PecanProject / pecan

The Predictive Ecosystem Analyzer (PEcAn) is an integrated ecological bioinformatics toolbox.
www.pecanproject.org
Other
199 stars 230 forks source link

Feature: Automate Tracking of PEcAn Package Dependencies Across the Project #3286

Closed Sweetdevil144 closed 2 months ago

Sweetdevil144 commented 2 months ago

Description

Is your feature request related to a problem? Please describe. Identifying which PEcAn sub-packages are used across our project is currently manual, error-prone, and inefficient. This issue becomes significant especially given the goals of the GSoC project "Optimize PEcAn for freestanding use of single packages."

Proposed Solution

Describe the solution you'd like I've developed a script that automatically scans R scripts in the PEcAn project, identifies usage of PEcAn sub-packages, and outputs a CSV file listing dependencies. This solution simplifies tracking dependencies, aiding in optimization and modularization efforts.

Alternatives Considered

Describe alternatives you've considered

  1. Manual Tracking: Inefficient and unsustainable with project scale.
  2. Static Code Analysis Tools: Less customized, not directly tailored to PEcAn's needs.

Additional Context

mdietze commented 2 months ago

What you're suggesting already exists: https://github.com/PecanProject/pecan/blob/develop/docker/depends/pecan_package_dependencies.csv

Sweetdevil144 commented 2 months ago

What you're suggesting already exists:

Thanks. I've been aware of the scripts/generate_dependencies.R file responsible for generating this script. But what I proposed was addition of a script that lists all PEcAN Packages and respective functions utilised internally by other PEcAn Packages. Although, now I realise that this would just be a subset of the original generate_dependencies.R script. Thanks for Correction. Also, below are links to my .R script and generated .csv file for a review:

https://github.com/Sweetdevil144/module-dependencies/blob/main/pecan_dependencies.csv

https://github.com/Sweetdevil144/module-dependencies/blob/main/find_package_utilizations.R

Sweetdevil144 commented 2 months ago

Another point that I wanted to add was that my custom pecan_dependencies.csv also provides details on What functions are Utilised from our Imported Packages making it easy for us to determine our Process of Optimiation of Packages. Although a lot more Optimization in my .csv may be needed (for example : removal of common imports like PEcAn.logger which are being utilised for logging. Another removal may be related to PEcAn.db)
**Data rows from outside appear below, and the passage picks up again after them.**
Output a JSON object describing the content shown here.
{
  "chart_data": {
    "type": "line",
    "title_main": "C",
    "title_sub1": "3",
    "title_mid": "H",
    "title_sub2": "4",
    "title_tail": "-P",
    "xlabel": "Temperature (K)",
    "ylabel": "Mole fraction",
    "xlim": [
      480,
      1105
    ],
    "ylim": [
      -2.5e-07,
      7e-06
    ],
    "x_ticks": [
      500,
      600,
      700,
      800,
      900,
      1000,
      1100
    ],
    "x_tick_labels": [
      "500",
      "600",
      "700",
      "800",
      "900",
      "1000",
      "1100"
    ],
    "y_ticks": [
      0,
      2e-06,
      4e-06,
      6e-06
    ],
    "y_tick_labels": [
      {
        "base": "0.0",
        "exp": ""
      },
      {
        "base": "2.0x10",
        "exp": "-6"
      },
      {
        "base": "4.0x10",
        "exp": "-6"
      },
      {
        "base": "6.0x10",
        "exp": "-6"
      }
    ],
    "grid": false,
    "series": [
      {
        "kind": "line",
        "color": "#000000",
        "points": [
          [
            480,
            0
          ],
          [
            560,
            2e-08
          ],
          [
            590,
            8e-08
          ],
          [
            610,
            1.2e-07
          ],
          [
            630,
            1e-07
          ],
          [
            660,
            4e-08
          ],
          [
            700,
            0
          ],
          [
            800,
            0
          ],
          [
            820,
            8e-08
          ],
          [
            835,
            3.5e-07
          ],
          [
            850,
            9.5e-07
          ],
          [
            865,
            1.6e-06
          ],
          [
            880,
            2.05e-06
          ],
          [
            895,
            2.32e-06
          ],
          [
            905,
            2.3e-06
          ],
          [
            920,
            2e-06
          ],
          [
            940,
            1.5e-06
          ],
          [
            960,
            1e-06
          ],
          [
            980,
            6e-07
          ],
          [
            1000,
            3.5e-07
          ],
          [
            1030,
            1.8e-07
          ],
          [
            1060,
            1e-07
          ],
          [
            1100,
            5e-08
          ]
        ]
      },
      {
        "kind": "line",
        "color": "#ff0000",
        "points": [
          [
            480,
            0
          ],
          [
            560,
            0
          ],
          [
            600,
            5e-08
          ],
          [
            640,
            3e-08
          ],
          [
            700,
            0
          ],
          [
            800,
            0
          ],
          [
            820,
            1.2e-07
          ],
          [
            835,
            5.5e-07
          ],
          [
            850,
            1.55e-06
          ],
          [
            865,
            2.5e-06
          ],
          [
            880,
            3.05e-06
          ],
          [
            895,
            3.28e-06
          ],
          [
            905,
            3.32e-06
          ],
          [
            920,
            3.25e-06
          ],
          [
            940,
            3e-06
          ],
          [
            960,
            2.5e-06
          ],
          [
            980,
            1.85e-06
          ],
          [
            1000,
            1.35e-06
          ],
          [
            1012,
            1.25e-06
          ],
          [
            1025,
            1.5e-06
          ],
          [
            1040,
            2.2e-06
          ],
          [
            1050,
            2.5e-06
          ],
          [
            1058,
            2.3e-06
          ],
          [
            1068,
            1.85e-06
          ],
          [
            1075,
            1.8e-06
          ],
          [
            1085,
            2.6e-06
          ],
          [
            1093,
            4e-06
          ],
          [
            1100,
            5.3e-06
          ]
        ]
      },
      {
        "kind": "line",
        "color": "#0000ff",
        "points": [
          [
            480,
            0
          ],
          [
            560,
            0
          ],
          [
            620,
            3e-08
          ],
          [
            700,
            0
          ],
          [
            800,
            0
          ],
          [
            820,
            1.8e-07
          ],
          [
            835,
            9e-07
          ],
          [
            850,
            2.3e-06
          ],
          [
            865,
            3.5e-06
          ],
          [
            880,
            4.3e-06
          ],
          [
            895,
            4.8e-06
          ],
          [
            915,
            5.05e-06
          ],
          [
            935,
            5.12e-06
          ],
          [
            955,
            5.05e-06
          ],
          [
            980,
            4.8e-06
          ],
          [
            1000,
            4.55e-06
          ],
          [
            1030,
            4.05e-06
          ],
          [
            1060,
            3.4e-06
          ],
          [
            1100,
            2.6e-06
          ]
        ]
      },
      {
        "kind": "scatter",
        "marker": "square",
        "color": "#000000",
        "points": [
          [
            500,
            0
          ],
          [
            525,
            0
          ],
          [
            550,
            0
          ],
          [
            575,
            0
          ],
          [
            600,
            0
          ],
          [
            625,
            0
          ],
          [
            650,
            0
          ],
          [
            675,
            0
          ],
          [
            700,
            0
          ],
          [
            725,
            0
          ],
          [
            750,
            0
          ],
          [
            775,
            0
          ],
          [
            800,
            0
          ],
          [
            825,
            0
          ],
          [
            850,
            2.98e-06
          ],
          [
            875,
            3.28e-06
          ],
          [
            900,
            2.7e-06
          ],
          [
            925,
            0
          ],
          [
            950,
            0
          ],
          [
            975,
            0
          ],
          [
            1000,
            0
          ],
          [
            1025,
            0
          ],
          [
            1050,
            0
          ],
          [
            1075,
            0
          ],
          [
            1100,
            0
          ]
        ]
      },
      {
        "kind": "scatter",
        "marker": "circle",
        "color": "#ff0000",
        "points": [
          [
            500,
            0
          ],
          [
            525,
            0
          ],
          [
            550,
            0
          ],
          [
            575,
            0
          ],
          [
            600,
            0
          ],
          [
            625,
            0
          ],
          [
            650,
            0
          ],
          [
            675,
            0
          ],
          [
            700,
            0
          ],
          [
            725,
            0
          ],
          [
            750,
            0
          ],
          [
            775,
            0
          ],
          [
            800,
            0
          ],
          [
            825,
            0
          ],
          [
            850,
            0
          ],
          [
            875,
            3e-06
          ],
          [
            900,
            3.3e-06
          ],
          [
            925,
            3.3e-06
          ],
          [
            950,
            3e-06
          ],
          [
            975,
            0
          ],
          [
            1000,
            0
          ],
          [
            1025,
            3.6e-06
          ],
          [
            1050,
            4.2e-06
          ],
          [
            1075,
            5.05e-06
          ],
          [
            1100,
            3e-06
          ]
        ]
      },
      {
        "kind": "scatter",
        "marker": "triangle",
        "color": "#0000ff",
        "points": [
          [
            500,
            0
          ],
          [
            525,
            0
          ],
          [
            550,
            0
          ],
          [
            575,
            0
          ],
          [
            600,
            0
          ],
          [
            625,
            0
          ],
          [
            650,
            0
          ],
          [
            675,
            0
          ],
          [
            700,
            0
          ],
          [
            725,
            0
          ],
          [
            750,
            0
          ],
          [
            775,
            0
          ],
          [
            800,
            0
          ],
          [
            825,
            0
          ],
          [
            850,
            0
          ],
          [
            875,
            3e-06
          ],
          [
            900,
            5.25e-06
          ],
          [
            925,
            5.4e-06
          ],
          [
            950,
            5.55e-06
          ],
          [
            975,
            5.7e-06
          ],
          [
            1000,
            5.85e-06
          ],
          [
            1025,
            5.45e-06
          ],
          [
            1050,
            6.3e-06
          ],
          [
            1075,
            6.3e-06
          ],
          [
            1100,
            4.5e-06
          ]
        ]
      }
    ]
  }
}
infotroph commented 2 months ago

Being able to see which functions are called from which package does sound like a useful feature, though I have to say I’m much more often looking for all the functions a package calls from one particular dependency than I am in all functions from all its dependencies. If this can support that use case while providing an improvement in ergonomics over my default grep pkgname -R dirname, it could become a tool I reached for regularly.

A few other limitations I see in the current implementation:

Overall I doubt I’d use it in its current form, but if it helps you don’t let me stop you from using it! If you want to spent more time on it as a learning tool, I recommend thinking through how it could find all the functions from one arbitrary package.

infotroph commented 2 months ago

A higher-level comment: Knowing what functions we use from where is a great strategy for debugging and for planning refactoring, but I’m less sure it’s necessary to automate it the way this issue proposes. The times I’d use this script would be manual invocations while aaking a focused question like “Ugh, [dependency] is causing installation problems, which functionality in [package] do we import it for? What would break if I remove it?” That’s usually easier to answer by searching for [dependency] on the fly than by looking it up in a big list of all the called functions.